Given $\cos 3\theta = 4(\cos\theta)^3 - 3\cos\theta$, solve $4x^3 - 9x - 1 = 0$, correct to 3 decimal places.

Question

I am trying to solve the following problem:

Given $\cos 3\theta = 4(\cos\theta)^3 - 3\cos\theta$, solve the equation $4x^3 - 9x - 1 = 0$, correct to 3 decimal places.
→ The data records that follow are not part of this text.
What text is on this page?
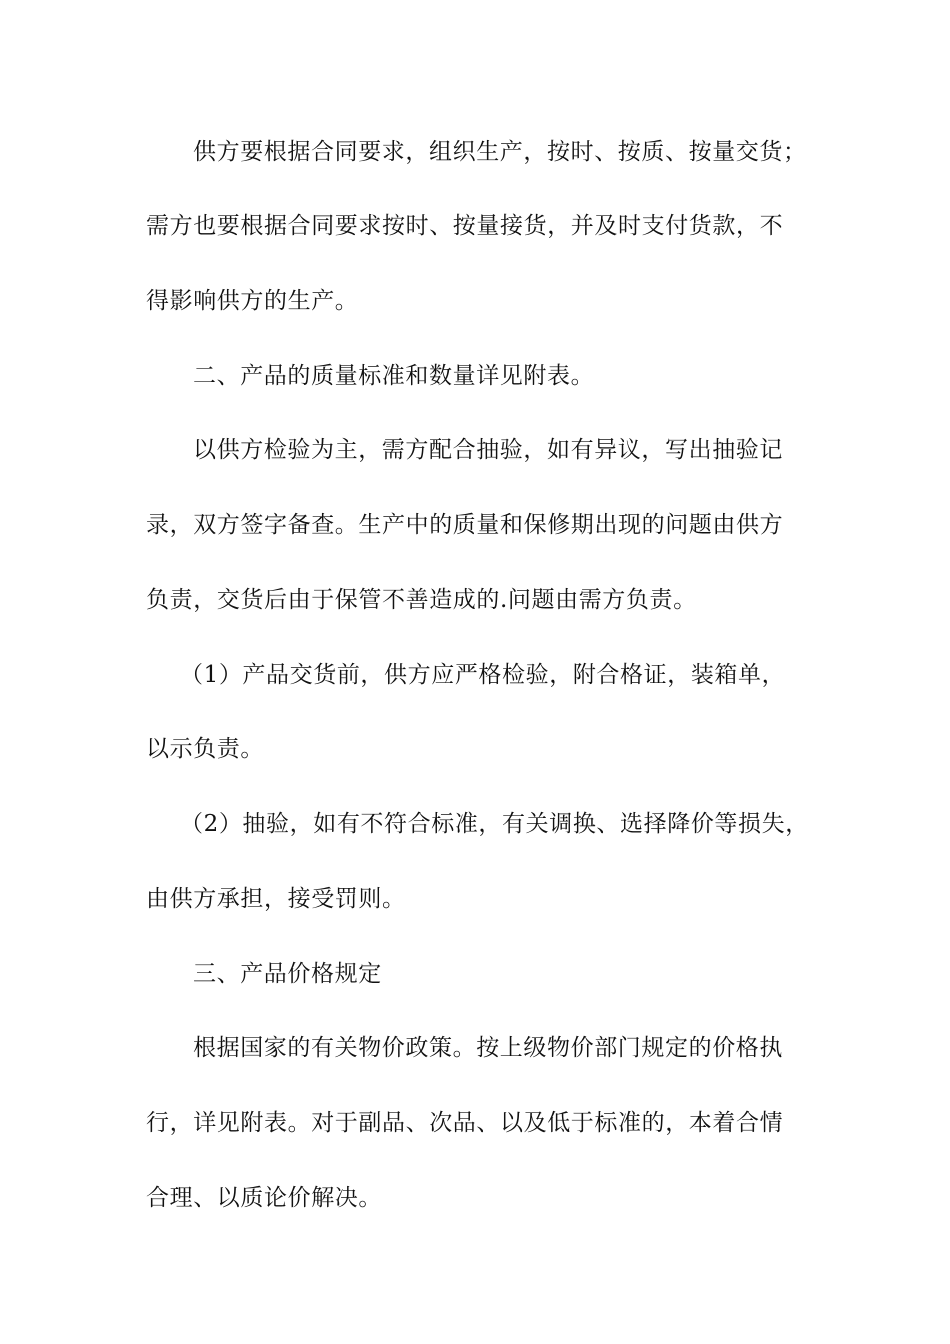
供方要根据合同要求，组织生产，按时、按质、按量交货；
需方也要根据合同要求按时、按量接货，并及时支付货款，不
得影响供方的生产。
二、产品的质量标准和数量详见附表。
以供方检验为主，需方配合抽验，如有异议，写出抽验记
录，双方签字备查。生产中的质量和保修期出现的问题由供方
负责，交货后由于保管不善造成的.问题由需方负责。
（1）产品交货前，供方应严格检验，附合格证，装箱单，
以示负责。
（2）抽验，如有不符合标准，有关调换、选择降价等损失，
由供方承担，接受罚则。
三、产品价格规定
根据国家的有关物价政策。按上级物价部门规定的价格执
行，详见附表。对于副品、次品、以及低于标准的，本着合情
合理、以质论价解决。
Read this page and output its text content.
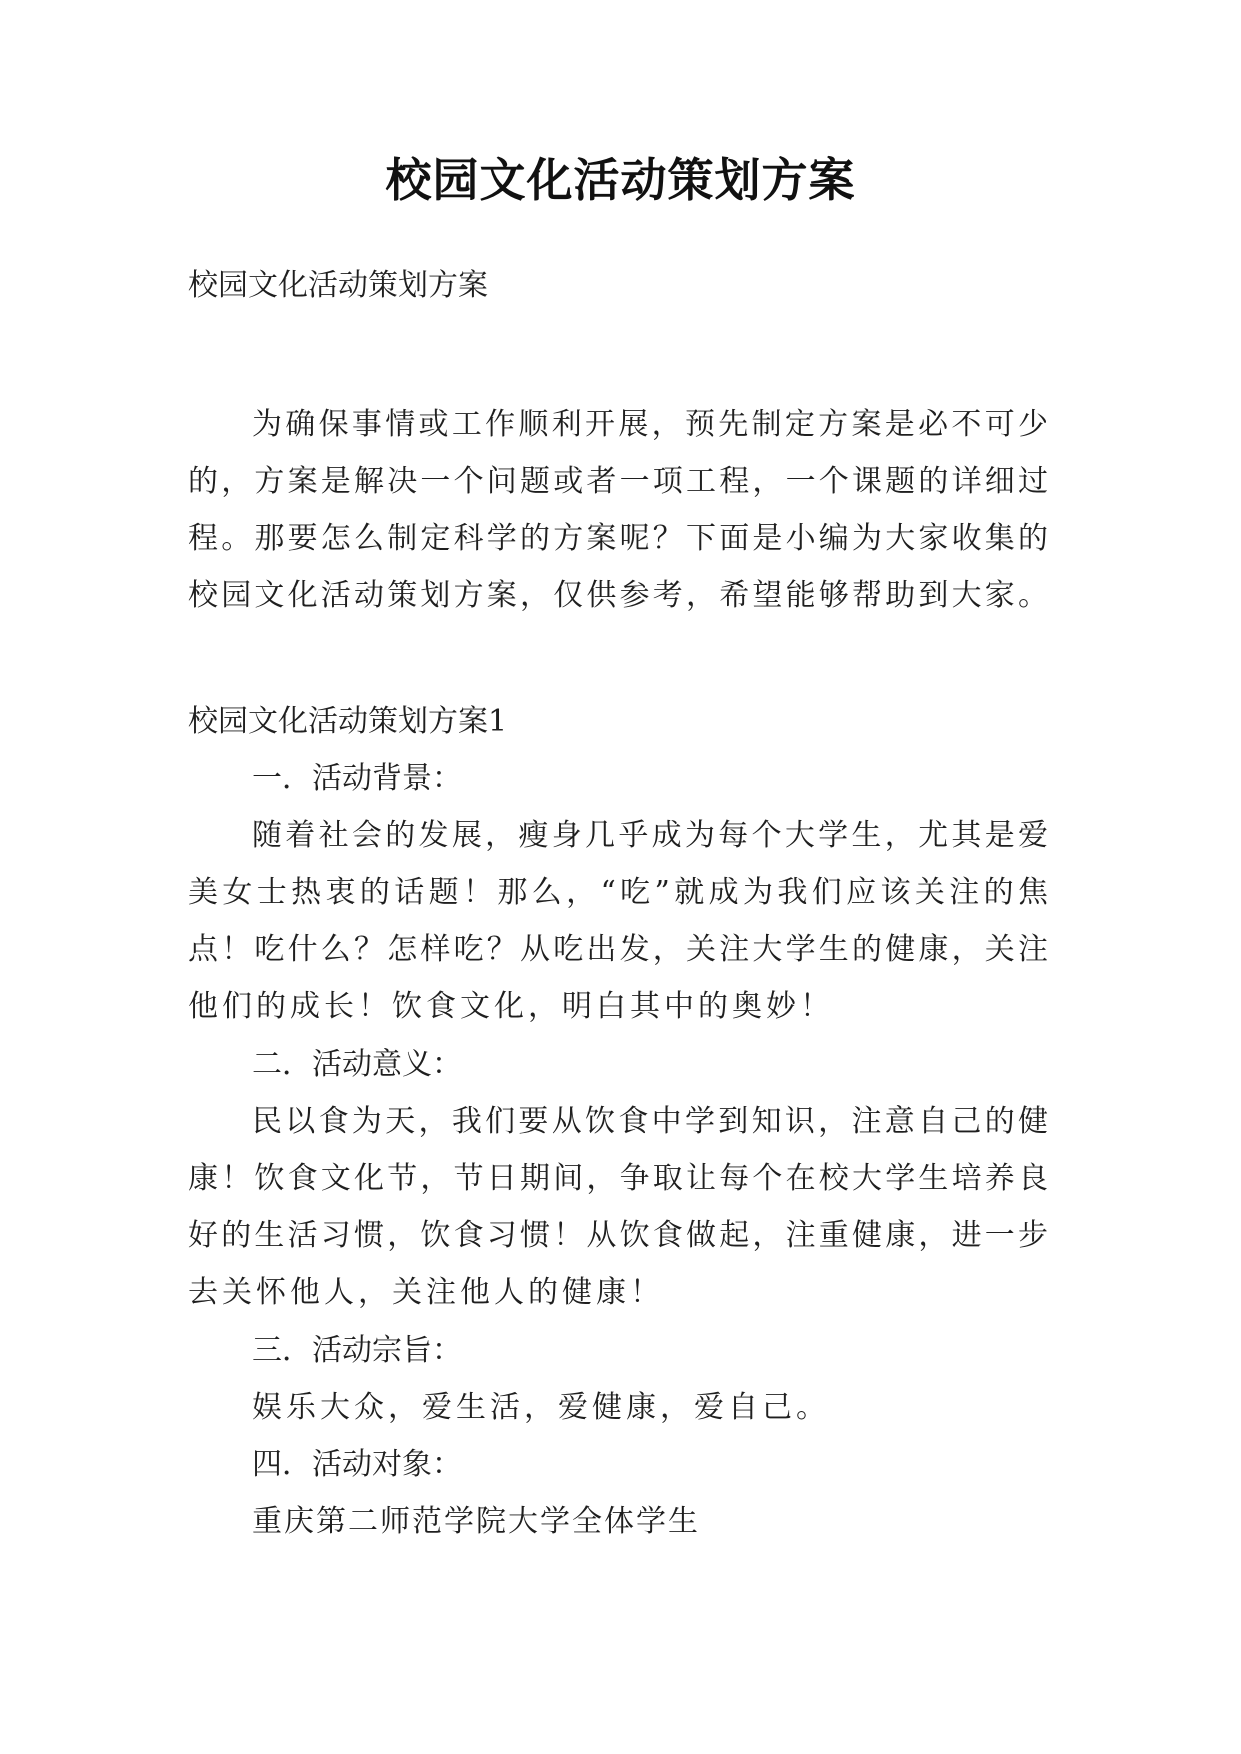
校园文化活动策划方案
校园文化活动策划方案
为确保事情或工作顺利开展，预先制定方案是必不可少
的，方案是解决一个问题或者一项工程，一个课题的详细过
程。那要怎么制定科学的方案呢？下面是小编为大家收集的
校园文化活动策划方案，仅供参考，希望能够帮助到大家。
校园文化活动策划方案1
一．活动背景：
随着社会的发展，瘦身几乎成为每个大学生，尤其是爱
美女士热衷的话题！那么，“吃”就成为我们应该关注的焦
点！吃什么？怎样吃？从吃出发，关注大学生的健康，关注
他们的成长！饮食文化，明白其中的奥妙！
二．活动意义：
民以食为天，我们要从饮食中学到知识，注意自己的健
康！饮食文化节，节日期间，争取让每个在校大学生培养良
好的生活习惯，饮食习惯！从饮食做起，注重健康，进一步
去关怀他人，关注他人的健康！
三．活动宗旨：
娱乐大众，爱生活，爱健康，爱自己。
四．活动对象：
重庆第二师范学院大学全体学生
Assuming that $x = \cos 3\theta$, you can substitute it into the equation so that you get:

$4(\cos\theta)^3 - 9(\cos\theta) = 1$

The problem with the above is that there is a $9$ in front of the $\cos\theta$. If there was a $3$ instead, I could have replaced the LHS of the equation with $\cos 3\theta$, and then solved for $\theta$. How can I solve this equation? Any insights are appreciated.

Answer 1

Render $x=a\cos\theta$. Thereby

$4x^3-9x=4a^3\cos^3\theta-9a\cos\theta$

$=a^3(4\cos^3\theta-(9/a^2)\cos\theta)$

If we put $a=\sqrt{3}$ then $9/a^2=3$ and then

$4x^3-9x=3\sqrt{3}\cos(3\theta)=1$

where the "=1" cones from the constant term of the original equation. So $\cos(3\theta)=\sqrt{3}/9$, from which we can get values of $\theta$ to four decimal places. That should be enough accuracy as $x=a\cos\theta=\sqrt{3}\cos\theta$ has a derivative within $\pm 2$ for all $\theta$.

Answer 2

Let $x=a\cos\theta$. We want $4x^3-9x$ as a multiple of $\cos3\theta$; that is to say $\frac{4a^3}{9a}=\frac43$, so $a=\sqrt3$. Thus, we find $3\sqrt3\cos3\theta=1$ and then $x=\sqrt3\cos\left(\frac13\arccos\frac1{3\sqrt3}\right)$.

Answer 3

As you received as answers shows that $$x=\sqrt{3} \cos \left(\frac{1}{3} \cos ^{-1}\left(\frac{1}{3 \sqrt{3}}\right)\right)$$ what you want to evaluate to a given accuracy assuming that your calculator does not have trigonoetric functions at all.

Let us write $$x=\sqrt{3} \cos \left(\frac{1}{3} \cos ^{-1}(\epsilon )\right)\qquad \text{where} \qquad \epsilon=\frac{1}{3 \sqrt{3}}$$ and use composition of Taylor series $$\cos ^{-1}(\epsilon )=\frac{\pi }{2}-\epsilon -\frac{\epsilon ^3}{6}-\frac{3 \epsilon ^5}{40}+O\left(\epsilon ^7\right)$$ $$\frac{1}{3} \cos ^{-1}(\epsilon )=\frac{\pi }{6}-\frac{\epsilon }{3}-\frac{\epsilon ^3}{18}-\frac{\epsilon ^5}{40}+O\left(\epsilon ^7\right)$$ $$\cos \left(\frac{1}{3} \cos ^{-1}(\epsilon )\right)=\frac{\sqrt{3}}{2}+\frac{\epsilon }{6}-\frac{\epsilon ^2}{12 \sqrt{3}}+\frac{2 \epsilon ^3}{81}-\frac{35 \epsilon ^4}{1296 \sqrt{3}}+O\left(\epsilon ^5\right)$$ $$x=\frac{3}{2}+\frac{\epsilon }{2 \sqrt{3}}-\frac{\epsilon ^2}{12}+\frac{2 \epsilon ^3}{27 \sqrt{3}}-\frac{35 \epsilon ^4}{1296}+O\left(\epsilon ^5\right)$$ Now, making $\epsilon=\frac{1}{3 \sqrt{3}}$, computing each term separately, we have $$x=\frac{3}{2}+\frac{1}{18}-\frac{1}{324}+\frac{2}{6561}$$ and you see that the last term is already smaller than what is required (remember that we face an alternating series). So, with thiese numbers $$x=\frac{1467001}{944784}\approx 1.55274$$ while the exact value would be ... the same.

If you forget the last term, $x=\frac{503}{324}\approx 1.55247$ is more than correct.